Blackhawks rookie Brandon Saad joked before Game 1 that he was saving all his goals for the Stanley Cup Final.

After going 17 games without a goal in the playoffs, Saad finally found the back of the net in the Hawks' 4-3 triple overtime victory over Boston.

Saad played 31 minutes and had 9 shots on goal. He finished the game back on the top line with Jonathan Toews and Marian Hossa and was back with his two veteran linemates at practice Friday.

"I think regardless of what line you're on, you come to work and do your best," Saad said. "We have a good team and are solid with all four lines, so you're always going to play with good players.

"These guys (Toews and Hossa), I played with them most of the year and we have that chemistry still."

Hawks coach Joel Quenneville had new lines Friday, or at least the ones he used at the end of Game 1.

Patrick Kane and Patrick Sharp were at the wings with Michal Handzus in the middle, while the third line consisted of Dave Bolland, Bryan Bickell and Andrew Shaw. The fourth line still had Brandon Bollig at left wing with Marcus Kruger and Michael Frolik.

Viktor Stalberg was odd man out again.

Quenneville was asked about his constant line juggling, which has been a surprise to those not around the team all year.

"Well, I think most of the guys over the course of the season play with one another," Quenneville said. "Sometimes it's the matchup. Sometimes it's mixing it up. Guys on a merit basis look like they're playing well. They both go hand in hand.

"We feel in games and in playoff series, you don't have enough time to hang around and make that decision. So sometimes we try things. We usually try them when we don't like the way things are going."

If anyone understands what Saad is going through with 1 goal in 18 games it's Toews, who has the same numbers.

"He's been around the net so much, he's had so many chances, that people don't really tend to notice until he finally scores," Toews said.

"I'm sure it's a huge relief for him, and as a line. We played great and did some good things last game. To have Saad back on the score sheet like that, it gives us so much more confidence that he can go out there and make plays."

"Nice to see him get that one," Quenneville said. "Hopefully he's more comfortable in the scoring area going forward."

Too many men:

Joel Quenneville went back and checked: The Hawks had 2 penalties all regular season and in their first 17 playoff games for having too many men on the ice, then in Game 1 of the Stanley Cup Final they had 2 in the three overtime periods.

"Kind of a weird thing -- 48 games, all playoffs game, we had two too many men on the ice penalties in all those games, and we had two in overtime," he said. "One guy came onto the ice, got hit with the puck.

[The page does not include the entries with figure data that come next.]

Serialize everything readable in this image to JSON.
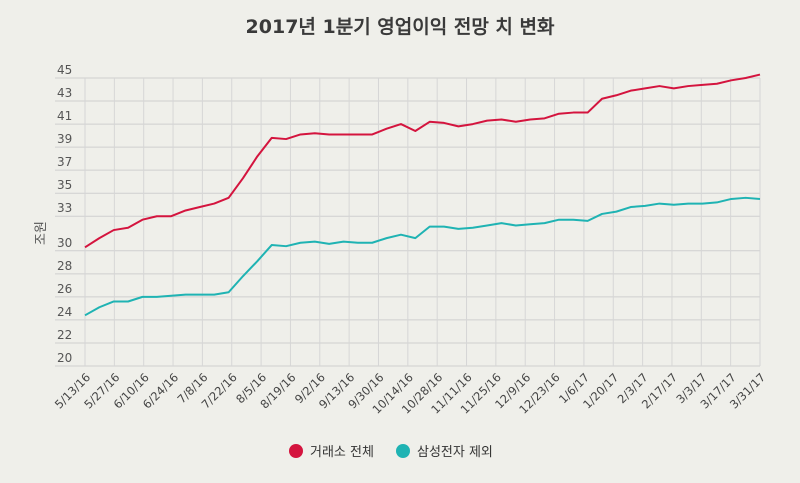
{
  "chart_data": {
    "type": "line",
    "title": "2017년 1분기 영업이익 전망 치 변화",
    "ylabel": "조원",
    "xlabel": "",
    "ylim": [
      20,
      45
    ],
    "yticks": [
      20,
      22,
      24,
      26,
      28,
      30,
      33,
      35,
      37,
      39,
      41,
      43,
      45
    ],
    "grid": true,
    "legend_position": "bottom",
    "x_labels": [
      "5/13/16",
      "5/27/16",
      "6/10/16",
      "6/24/16",
      "7/8/16",
      "7/22/16",
      "8/5/16",
      "8/19/16",
      "9/2/16",
      "9/13/16",
      "9/30/16",
      "10/14/16",
      "10/28/16",
      "11/11/16",
      "11/25/16",
      "12/9/16",
      "12/23/16",
      "1/6/17",
      "1/20/17",
      "2/3/17",
      "2/17/17",
      "3/3/17",
      "3/17/17",
      "3/31/17"
    ],
    "series": [
      {
        "name": "거래소 전체",
        "color": "#d4143e",
        "values": [
          30.3,
          31.1,
          31.8,
          32.0,
          32.7,
          33.0,
          33.0,
          33.5,
          33.8,
          34.1,
          34.6,
          36.3,
          38.2,
          39.8,
          39.7,
          40.1,
          40.2,
          40.1,
          40.1,
          40.1,
          40.1,
          40.6,
          41.0,
          40.4,
          41.2,
          41.1,
          40.8,
          41.0,
          41.3,
          41.4,
          41.2,
          41.4,
          41.5,
          41.9,
          42.0,
          42.0,
          43.2,
          43.5,
          43.9,
          44.1,
          44.3,
          44.1,
          44.3,
          44.4,
          44.5,
          44.8,
          45.0,
          45.3
        ]
      },
      {
        "name": "삼성전자 제외",
        "color": "#1fb3b3",
        "values": [
          24.4,
          25.1,
          25.6,
          25.6,
          26.0,
          26.0,
          26.1,
          26.2,
          26.2,
          26.2,
          26.4,
          27.8,
          29.1,
          30.5,
          30.4,
          30.7,
          30.8,
          30.6,
          30.8,
          30.7,
          30.7,
          31.1,
          31.4,
          31.1,
          32.1,
          32.1,
          31.9,
          32.0,
          32.2,
          32.4,
          32.2,
          32.3,
          32.4,
          32.7,
          32.7,
          32.6,
          33.2,
          33.4,
          33.8,
          33.9,
          34.1,
          34.0,
          34.1,
          34.1,
          34.2,
          34.5,
          34.6,
          34.5
        ]
      }
    ]
  }
}
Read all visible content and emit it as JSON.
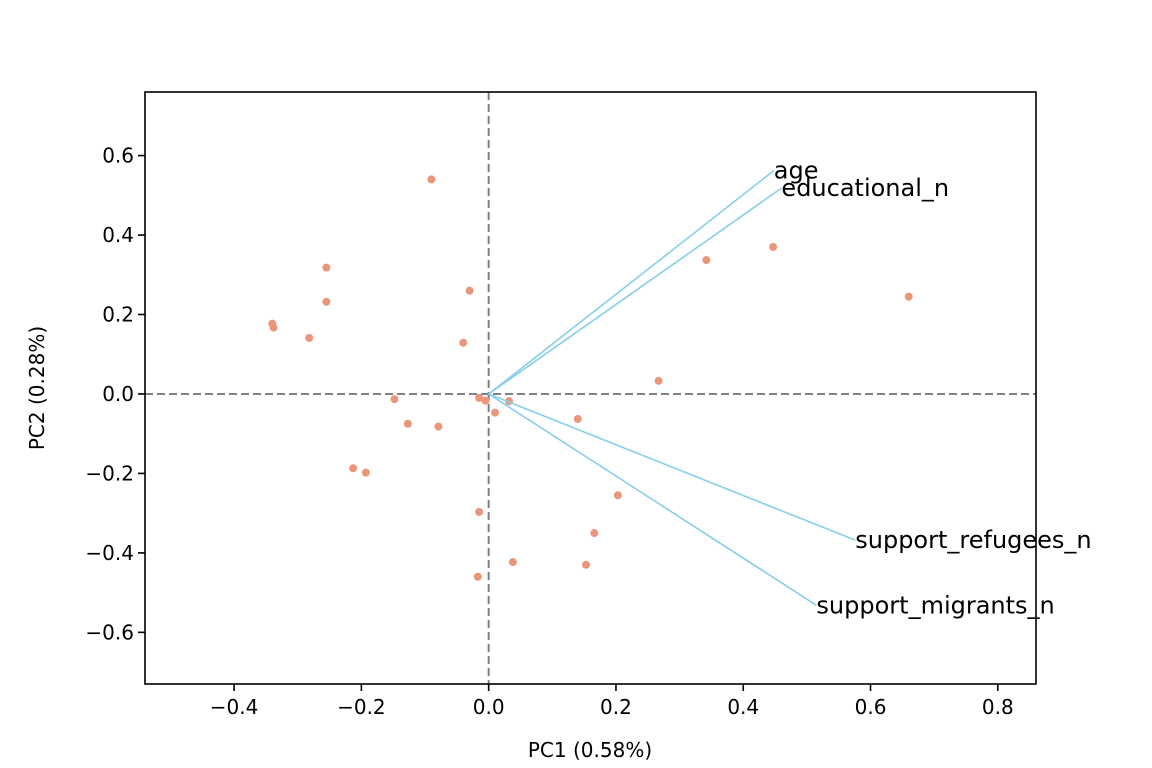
{
  "chart_data": {
    "type": "scatter",
    "title": "",
    "xlabel": "PC1 (0.58%)",
    "ylabel": "PC2 (0.28%)",
    "xlim": [
      -0.54,
      0.86
    ],
    "ylim": [
      -0.73,
      0.76
    ],
    "xticks": [
      -0.4,
      -0.2,
      0.0,
      0.2,
      0.4,
      0.6,
      0.8
    ],
    "xtick_labels": [
      "−0.4",
      "−0.2",
      "0.0",
      "0.2",
      "0.4",
      "0.6",
      "0.8"
    ],
    "yticks": [
      -0.6,
      -0.4,
      -0.2,
      0.0,
      0.2,
      0.4,
      0.6
    ],
    "ytick_labels": [
      "−0.6",
      "−0.4",
      "−0.2",
      "0.0",
      "0.2",
      "0.4",
      "0.6"
    ],
    "grid": false,
    "reference_lines": [
      {
        "axis": "x",
        "value": 0,
        "style": "dashed"
      },
      {
        "axis": "y",
        "value": 0,
        "style": "dashed"
      }
    ],
    "points": [
      {
        "x": -0.09,
        "y": 0.54
      },
      {
        "x": -0.255,
        "y": 0.318
      },
      {
        "x": -0.255,
        "y": 0.232
      },
      {
        "x": -0.34,
        "y": 0.177
      },
      {
        "x": -0.338,
        "y": 0.167
      },
      {
        "x": -0.282,
        "y": 0.141
      },
      {
        "x": -0.03,
        "y": 0.26
      },
      {
        "x": -0.04,
        "y": 0.129
      },
      {
        "x": -0.148,
        "y": -0.013
      },
      {
        "x": -0.127,
        "y": -0.075
      },
      {
        "x": -0.079,
        "y": -0.082
      },
      {
        "x": -0.213,
        "y": -0.187
      },
      {
        "x": -0.193,
        "y": -0.198
      },
      {
        "x": -0.015,
        "y": -0.01
      },
      {
        "x": -0.005,
        "y": -0.017
      },
      {
        "x": 0.032,
        "y": -0.018
      },
      {
        "x": 0.01,
        "y": -0.047
      },
      {
        "x": -0.015,
        "y": -0.297
      },
      {
        "x": -0.017,
        "y": -0.46
      },
      {
        "x": 0.038,
        "y": -0.423
      },
      {
        "x": 0.14,
        "y": -0.063
      },
      {
        "x": 0.153,
        "y": -0.43
      },
      {
        "x": 0.166,
        "y": -0.35
      },
      {
        "x": 0.203,
        "y": -0.255
      },
      {
        "x": 0.267,
        "y": 0.033
      },
      {
        "x": 0.342,
        "y": 0.337
      },
      {
        "x": 0.447,
        "y": 0.37
      },
      {
        "x": 0.66,
        "y": 0.245
      }
    ],
    "loadings": [
      {
        "label": "age",
        "x": 0.448,
        "y": 0.562
      },
      {
        "label": "educational_n",
        "x": 0.46,
        "y": 0.518
      },
      {
        "label": "support_refugees_n",
        "x": 0.576,
        "y": -0.368
      },
      {
        "label": "support_migrants_n",
        "x": 0.515,
        "y": -0.532
      }
    ],
    "colors": {
      "points": "#e9967a",
      "loadings": "#87ceeb",
      "reference": "#808080",
      "axes": "#000000"
    }
  }
}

The other one, throw it to fatigue; it was late in the period.

"Sometimes you get stuck at the bench playing a puck maybe you shouldn't have. Sometimes you get a guy coming to the bench, goes back in to play. It can happen. But we were fortunate to dodge two bullets at very important times."

Hawks defenseman Niklas Hjalmarsson said there were no excuse for the penalties to happen.

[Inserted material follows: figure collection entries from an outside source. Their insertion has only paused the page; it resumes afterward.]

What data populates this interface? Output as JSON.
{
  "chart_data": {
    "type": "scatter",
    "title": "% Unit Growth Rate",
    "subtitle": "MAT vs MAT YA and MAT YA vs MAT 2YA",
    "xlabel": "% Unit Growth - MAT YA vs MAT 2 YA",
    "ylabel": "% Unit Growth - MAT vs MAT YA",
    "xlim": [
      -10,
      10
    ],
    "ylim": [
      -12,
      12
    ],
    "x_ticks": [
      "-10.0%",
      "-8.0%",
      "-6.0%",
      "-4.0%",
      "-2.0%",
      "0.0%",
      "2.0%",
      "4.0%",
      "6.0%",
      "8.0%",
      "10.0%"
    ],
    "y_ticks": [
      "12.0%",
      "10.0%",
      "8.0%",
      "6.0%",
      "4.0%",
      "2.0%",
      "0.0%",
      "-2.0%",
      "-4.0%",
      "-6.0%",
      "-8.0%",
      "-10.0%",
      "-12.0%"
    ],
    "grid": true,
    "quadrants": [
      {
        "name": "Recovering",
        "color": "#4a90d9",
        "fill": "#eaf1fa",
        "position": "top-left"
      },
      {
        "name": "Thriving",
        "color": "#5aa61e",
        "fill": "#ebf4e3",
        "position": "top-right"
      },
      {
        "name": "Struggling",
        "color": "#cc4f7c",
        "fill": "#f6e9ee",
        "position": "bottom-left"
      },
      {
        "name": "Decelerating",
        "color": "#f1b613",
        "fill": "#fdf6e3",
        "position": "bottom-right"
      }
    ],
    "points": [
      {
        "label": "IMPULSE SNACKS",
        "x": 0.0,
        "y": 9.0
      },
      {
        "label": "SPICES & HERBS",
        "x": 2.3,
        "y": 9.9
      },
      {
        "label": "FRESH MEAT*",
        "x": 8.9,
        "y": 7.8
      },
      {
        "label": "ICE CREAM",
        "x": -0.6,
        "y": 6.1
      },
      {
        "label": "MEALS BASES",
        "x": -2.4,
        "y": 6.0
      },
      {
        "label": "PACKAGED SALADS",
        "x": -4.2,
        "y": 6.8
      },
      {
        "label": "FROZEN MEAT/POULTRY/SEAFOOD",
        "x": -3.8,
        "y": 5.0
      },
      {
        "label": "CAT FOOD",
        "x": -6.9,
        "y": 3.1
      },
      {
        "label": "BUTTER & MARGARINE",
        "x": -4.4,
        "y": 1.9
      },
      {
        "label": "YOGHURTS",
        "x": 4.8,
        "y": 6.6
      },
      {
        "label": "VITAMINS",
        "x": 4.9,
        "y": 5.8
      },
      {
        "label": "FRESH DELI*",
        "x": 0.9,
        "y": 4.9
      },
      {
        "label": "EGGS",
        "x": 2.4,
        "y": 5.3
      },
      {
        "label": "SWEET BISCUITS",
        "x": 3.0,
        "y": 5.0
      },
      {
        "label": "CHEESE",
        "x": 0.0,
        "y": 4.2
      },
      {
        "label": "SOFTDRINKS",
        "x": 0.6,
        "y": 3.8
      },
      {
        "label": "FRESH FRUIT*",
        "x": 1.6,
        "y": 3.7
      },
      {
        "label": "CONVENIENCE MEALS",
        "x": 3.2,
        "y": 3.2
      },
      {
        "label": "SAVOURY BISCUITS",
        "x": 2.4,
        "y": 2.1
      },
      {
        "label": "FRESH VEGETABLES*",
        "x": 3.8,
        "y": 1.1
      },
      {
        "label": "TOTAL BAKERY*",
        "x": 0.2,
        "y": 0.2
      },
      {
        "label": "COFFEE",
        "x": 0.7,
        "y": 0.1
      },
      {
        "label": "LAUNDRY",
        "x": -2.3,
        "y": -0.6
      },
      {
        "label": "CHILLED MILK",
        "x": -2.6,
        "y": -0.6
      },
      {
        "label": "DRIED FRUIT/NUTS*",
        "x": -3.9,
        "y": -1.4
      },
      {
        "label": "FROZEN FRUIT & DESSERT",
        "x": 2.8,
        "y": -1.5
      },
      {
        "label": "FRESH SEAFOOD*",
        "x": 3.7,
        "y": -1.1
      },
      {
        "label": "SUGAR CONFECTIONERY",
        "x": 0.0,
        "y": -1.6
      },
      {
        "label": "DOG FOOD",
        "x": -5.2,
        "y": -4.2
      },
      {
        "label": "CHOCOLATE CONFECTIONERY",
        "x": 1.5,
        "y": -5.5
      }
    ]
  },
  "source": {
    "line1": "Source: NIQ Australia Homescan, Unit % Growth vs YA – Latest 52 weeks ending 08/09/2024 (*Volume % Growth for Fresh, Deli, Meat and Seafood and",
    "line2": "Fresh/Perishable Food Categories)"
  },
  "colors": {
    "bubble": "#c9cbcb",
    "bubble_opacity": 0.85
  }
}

"It happened way too much last game," Hjalmarsson said. "That's two too many. Going into the finals you shouldn't really have penalties for that. That's our own fault. It's not the ref's fault. They're just calling what's happening on the ice.

"That's something we have to try and be better on going forward."

Bolland factor:

Andrew Shaw, after he scored the game-winner in triple overtime in Game 1, said he loved Dave Bolland.

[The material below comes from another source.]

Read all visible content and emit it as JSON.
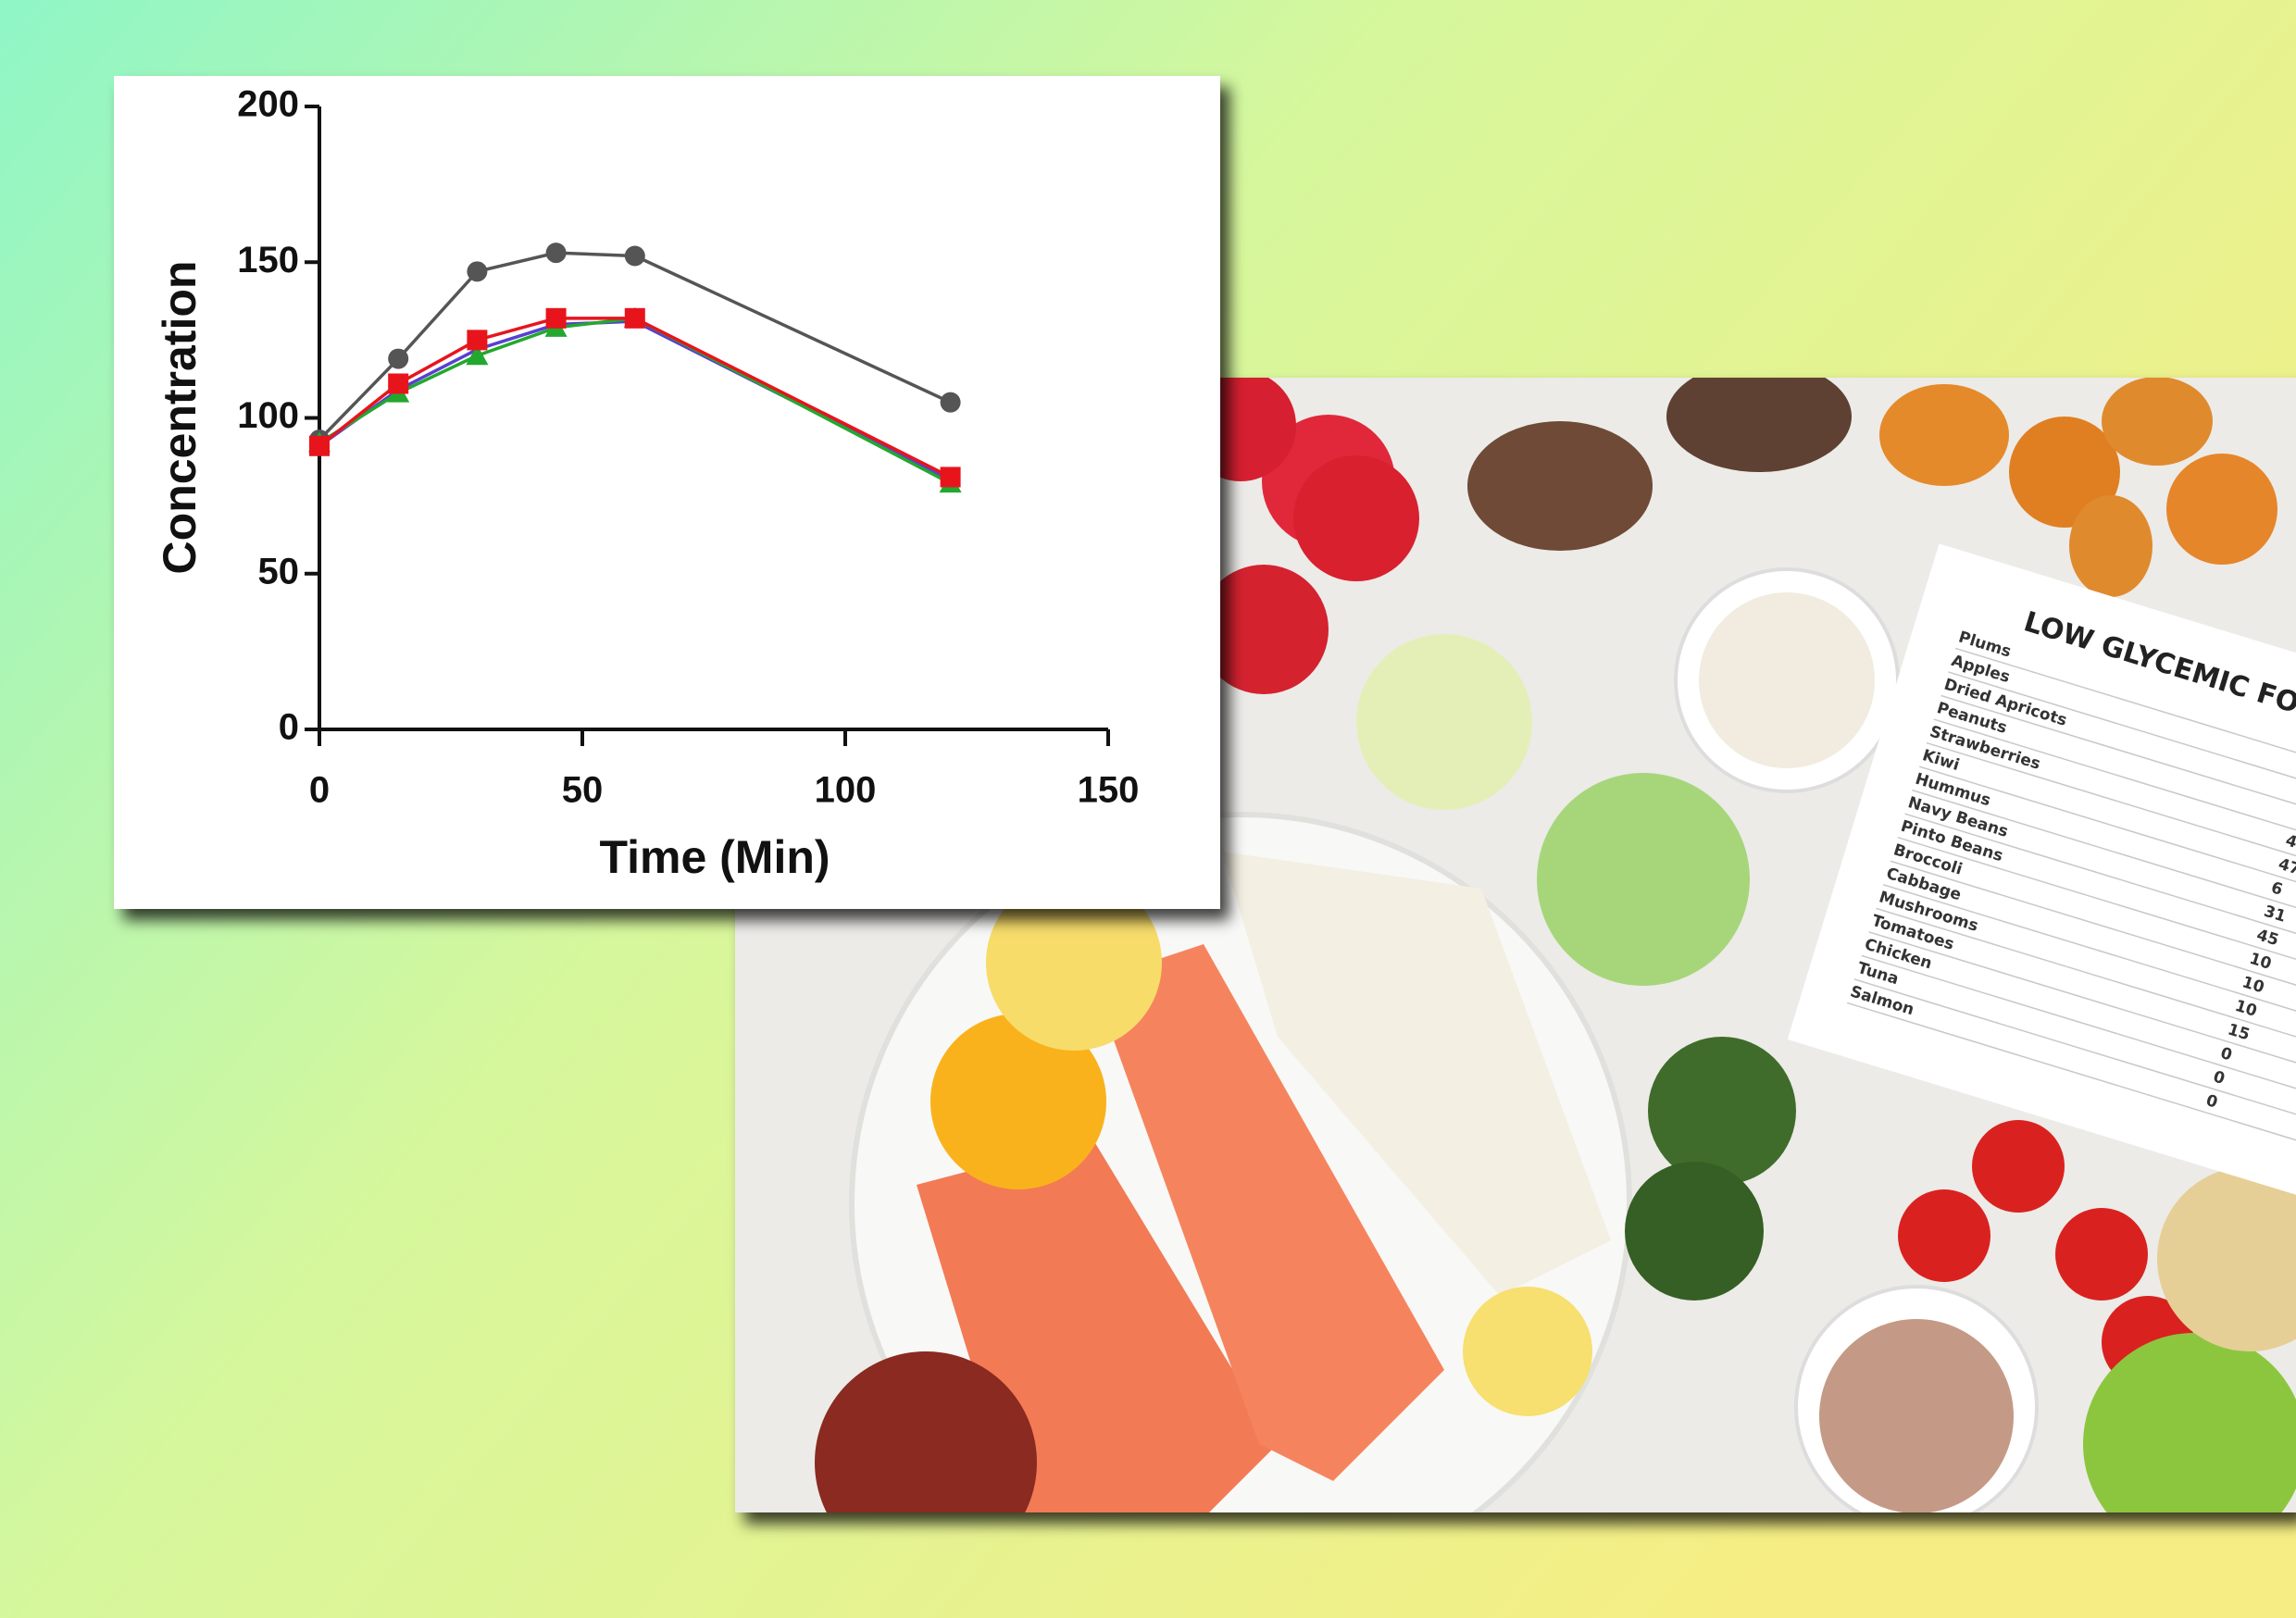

What's there not to love about the way Bolland is playing?

"It took him awhile in this playoffs for him to get up to speed," Joel Quenneville said. "Late in the last round against L.A., he seemed like he likes that challenge of having more ice time, more responsibility. He got a little quicker."

Bolland missed the entire first round with a groin injury.

"With Bolly, you get that predictability defensively," Quenneville said. "But there's some skill there that he can play against top lines and we still expect him to score, whether he's got a strict matchup or he's got a little bit of variety in his role."